Edington v. State

806 P.2d 81 (1991)

Marilyn EDINGTON, Appellant,
v.
The STATE of Oklahoma, Appellee.

No. F-88-833.

Court of Criminal Appeals of Oklahoma.

February 14, 1991. Rehearing Denied March 15, 1991.

Blake Virgin, Norman, for appellant.

Robert H. Henry, Atty. Gen. and Steven Spears Kerr, Asst. Atty. Gen., Oklahoma City, for appellee.

OPINION

BRETT, Judge:

Appellant, Marilyn Edington, was charged and convicted by a jury of Embezzlement of State Funds in violation of 21 O.S.1981, § 341, in the District Court of Washington County in Case No. CRF-87-263. The jury set punishment at one (1) year imprisonment and a fine of five hundred dollars ($500.00) which the trial court *82 imposed. From this Judgement and Sentence, appellant has perfected her appeal to this Court.

Appellant was a tag agent in Washington County from 1975 to 1987, with offices in Bartlesville and Dewey. Several people testified at trial as to the regulations and guidelines imposed upon tag agents concerning the operations of their agencies. Basically, the tag agents collect the fees from citizens for the registration of their vehicles and the like.
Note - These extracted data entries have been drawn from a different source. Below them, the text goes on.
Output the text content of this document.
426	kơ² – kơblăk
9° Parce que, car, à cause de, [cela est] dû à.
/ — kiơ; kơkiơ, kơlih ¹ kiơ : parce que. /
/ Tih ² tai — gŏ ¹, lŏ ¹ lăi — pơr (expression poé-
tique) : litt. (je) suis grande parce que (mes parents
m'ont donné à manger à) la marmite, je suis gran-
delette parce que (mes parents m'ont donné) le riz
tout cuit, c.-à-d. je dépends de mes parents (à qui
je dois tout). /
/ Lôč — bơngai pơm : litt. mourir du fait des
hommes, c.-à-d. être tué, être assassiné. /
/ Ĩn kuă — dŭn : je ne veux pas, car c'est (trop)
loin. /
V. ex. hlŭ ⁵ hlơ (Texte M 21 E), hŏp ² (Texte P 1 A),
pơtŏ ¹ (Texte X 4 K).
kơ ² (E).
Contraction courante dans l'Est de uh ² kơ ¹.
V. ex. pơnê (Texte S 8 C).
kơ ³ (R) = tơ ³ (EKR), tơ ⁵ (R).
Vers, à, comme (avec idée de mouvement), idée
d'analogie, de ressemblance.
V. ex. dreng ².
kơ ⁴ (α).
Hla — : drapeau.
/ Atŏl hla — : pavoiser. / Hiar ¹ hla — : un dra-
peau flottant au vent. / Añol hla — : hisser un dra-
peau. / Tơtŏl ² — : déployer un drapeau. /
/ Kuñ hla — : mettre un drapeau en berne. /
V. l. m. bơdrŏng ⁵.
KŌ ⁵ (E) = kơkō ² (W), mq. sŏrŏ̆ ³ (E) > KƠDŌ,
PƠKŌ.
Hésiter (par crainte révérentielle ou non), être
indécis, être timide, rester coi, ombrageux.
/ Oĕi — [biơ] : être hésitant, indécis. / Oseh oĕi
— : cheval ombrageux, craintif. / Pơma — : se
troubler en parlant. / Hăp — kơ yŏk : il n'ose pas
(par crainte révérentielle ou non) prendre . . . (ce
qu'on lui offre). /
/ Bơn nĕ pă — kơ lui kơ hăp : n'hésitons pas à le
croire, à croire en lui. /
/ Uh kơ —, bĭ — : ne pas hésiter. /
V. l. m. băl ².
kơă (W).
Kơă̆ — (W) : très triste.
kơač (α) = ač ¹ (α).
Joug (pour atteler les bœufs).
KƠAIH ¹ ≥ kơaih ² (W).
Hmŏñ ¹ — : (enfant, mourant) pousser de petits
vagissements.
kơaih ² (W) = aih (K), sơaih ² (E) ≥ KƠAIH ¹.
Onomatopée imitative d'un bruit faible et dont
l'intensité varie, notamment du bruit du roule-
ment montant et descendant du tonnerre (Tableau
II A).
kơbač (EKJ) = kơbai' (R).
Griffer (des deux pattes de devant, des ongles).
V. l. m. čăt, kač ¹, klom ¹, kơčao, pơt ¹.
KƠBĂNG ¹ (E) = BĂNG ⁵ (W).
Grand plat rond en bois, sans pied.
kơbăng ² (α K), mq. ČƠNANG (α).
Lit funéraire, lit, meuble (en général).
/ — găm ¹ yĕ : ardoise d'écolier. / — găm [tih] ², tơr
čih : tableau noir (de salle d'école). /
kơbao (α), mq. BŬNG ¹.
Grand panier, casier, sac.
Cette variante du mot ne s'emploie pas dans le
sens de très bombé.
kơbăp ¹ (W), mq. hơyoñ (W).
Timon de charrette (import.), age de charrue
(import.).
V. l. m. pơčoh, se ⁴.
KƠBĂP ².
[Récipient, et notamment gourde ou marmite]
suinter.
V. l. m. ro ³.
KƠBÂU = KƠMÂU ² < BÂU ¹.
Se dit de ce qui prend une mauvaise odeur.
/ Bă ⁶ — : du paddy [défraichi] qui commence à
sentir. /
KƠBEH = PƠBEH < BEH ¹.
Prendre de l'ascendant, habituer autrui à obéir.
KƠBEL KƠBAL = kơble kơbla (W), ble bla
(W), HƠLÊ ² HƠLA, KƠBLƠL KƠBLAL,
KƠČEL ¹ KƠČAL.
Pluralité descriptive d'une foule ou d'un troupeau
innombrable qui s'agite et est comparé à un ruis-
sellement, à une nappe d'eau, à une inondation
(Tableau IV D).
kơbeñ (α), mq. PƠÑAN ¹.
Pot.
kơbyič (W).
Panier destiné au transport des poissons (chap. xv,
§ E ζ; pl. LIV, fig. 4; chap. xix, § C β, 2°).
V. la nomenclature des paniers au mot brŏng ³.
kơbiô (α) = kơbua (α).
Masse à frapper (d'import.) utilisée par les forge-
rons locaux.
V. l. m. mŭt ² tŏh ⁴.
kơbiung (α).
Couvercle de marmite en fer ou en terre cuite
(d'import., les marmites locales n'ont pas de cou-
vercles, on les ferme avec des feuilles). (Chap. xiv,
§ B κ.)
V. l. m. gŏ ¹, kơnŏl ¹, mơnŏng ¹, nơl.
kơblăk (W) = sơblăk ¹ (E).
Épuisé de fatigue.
Out of these fees, the agents are authorized to retain a portion to cover their operating expenses and their salary. Also out of that portion, the agents are authorized to retain fifteen percent (15%) as a reserve for operating expenses. Each year the agent is required to submit a Profit and Loss Statement to the Oklahoma Tax Commission with a break down of the past fiscal year's expenses and the upcoming fiscal year's budget. On July 1, 1985, a new law went into effect that required tag agents that leased from a relative within the third degree of consanguinity or affinity to have that lease approved by the Office of Public Affairs. 47 O.S.Supp.1985, § 1146(B)(2).

From reports that appellant filed with the Motor Vehicles Division of the Oklahoma Tax Commission and audits conducted by the State Auditor and Inspector, it appeared that from fiscal years 1984 through 1986, appellant had paid an excessive amount for the rent of her office space in Bartlesville. Appellant's husband owned the property that she was renting.

In her first assignment of error, appellant asserts that her activities did not amount to criminal activity, especially embezzlement. Appellant cites Logan v. State, 493 P.2d 842 (Okl.Cr.1972), for the proposition that because she only did with the money what she was authorized to do, she cannot be guilty of embezzlement. Under 21 O.S.1981, § 341, the elements for Embezzlement of State Funds as relevant to this case are: 1) every person, 2) receiving money or other thing of value, 3) on behalf of or for account of this State or any department thereof, 4) in which this State or the people are directly or indirectly interested, 5) who appropriates to his own use, or to the use of any person not entitled, 6) any money or anything of value, 7) received by him on behalf of the State.

Appellant contends that she was authorized to use the money in this manner because there is not a specific statute that requires tag agents to limit the amount they pay for rent. However, the State did establish that there was a rule regarding the amount of rent a tag agent could pay, that being a reasonable rate compared to other offices in the vicinity of the tag agency. The State also proved that appellant had overpaid rent to her husband by over $102,000, which was unreasonable compared to other office space in the area, and that she was aware of what she was doing. In fact her Profit and Loss Statements for fiscal years 1984 and 1985 did not reflect the actual amount of money that she paid her husband for rent, which was discovered by the investigation conducted by the State Auditor and Inspector's Office. Therefore, we find that the actions of appellant did amount to embezzlement and this assignment must fail.

In her second assignment of error, appellant alleges that her due process rights were violated by the Oklahoma Tax Commission because it closed her tag agency without providing her with a hearing. We find this assignment of error to be without merit, because even if she was denied a fair hearing by the tax commission, that would have no bearing on this criminal proceeding. None of the documents admitted at trial against appellant resulted from the closure of her tag agency.

Finally, in her third assignment of error, appellant claims that the trial court abused its discretion by denying the admission of a report by the first investigator from the tax commission. The investigator was allowed to testify at trial quite extensively as to substantial portions of his report which was exculpatory to appellant. The State was able to demonstrate to the trial judge that the report itself was not relevant because this investigator did not conduct a complete investigation. Even if *83 the trial court did err by denying the admission of this report, we fail to see how the appellant was prejudiced by the denial of admission of this report in light of the witness's testimony. Appellant must be able to demonstrate prejudice from alleged errors in order to warrant reversal of her conviction. Harrall v. State, 674 P.2d 581 (Okl.Cr.1984).

Finding no reason to reverse the rulings of the district court in this case, we AFFIRM.

LANE, P.J., LUMPKIN, V.P.J., and PARKS and JOHNSON, JJ., concur.